52.3.3 PuTTY session configuration

Finally under the Session configuration category in PuTTY, configure the Host Name and Port to connect to SolarNode. You can also provide a session name and click the Save button to save all the settings you have configured, making it easy to load them in the future.

Setting Value
Host Name Does not actually matter, but a name like solarnode-NODE_ID is helpful, where NODE_ID is the ID of the node you are connecting to.
Port 22

PuTTY SolarSSH session configuration

Confiruing PuTTY session settings

52.3.4 PuTTY open connection

On the Session configuration category, click the Open button to establish the SolarSSH connection. You might be prompted to confirm the identity of the ssh.solarnetwork.net server first. Click the Accept button if this is the case.

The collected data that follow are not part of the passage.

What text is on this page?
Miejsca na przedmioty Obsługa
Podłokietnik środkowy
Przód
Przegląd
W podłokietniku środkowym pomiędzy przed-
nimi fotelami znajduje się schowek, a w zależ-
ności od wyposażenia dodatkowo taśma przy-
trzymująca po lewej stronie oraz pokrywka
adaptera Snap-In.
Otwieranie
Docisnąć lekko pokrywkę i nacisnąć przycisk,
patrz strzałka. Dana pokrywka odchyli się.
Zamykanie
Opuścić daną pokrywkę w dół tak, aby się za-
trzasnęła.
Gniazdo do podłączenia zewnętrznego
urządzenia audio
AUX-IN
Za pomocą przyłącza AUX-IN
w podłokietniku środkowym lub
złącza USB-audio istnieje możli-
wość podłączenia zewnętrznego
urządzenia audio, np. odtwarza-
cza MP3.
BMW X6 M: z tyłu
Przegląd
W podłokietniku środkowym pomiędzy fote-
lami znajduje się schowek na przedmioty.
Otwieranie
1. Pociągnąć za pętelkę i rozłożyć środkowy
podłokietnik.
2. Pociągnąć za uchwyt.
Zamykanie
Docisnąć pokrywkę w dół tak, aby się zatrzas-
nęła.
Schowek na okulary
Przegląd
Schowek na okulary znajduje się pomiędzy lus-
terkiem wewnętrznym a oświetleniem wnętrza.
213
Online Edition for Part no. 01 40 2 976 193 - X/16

PuTTY SolarSSH host verification alert

PuTTY host verification alert

PuTTY will connect to SolarSSH and after a short while prompt you for the SolarNodeOS user you would like to connect to SolarNode with. Typically you would use the solar account, so you would type solar followed by Enter. You will then be prompted for that account's password, so type that in and type Enter again. You will then be presented with the SolarNodeOS shell prompt.

PuTTY SolarSSH node login

PuTTY node login

Assuming you configured a SSH tunnel on port 8888 to localhost:8080, you can now open http://localhost:8888 to access the SolarNode Setup App.

PuTTY SolarSSH access to Setup App

Once connected to SolarSSH, access the SolarNode Setup App in your browser.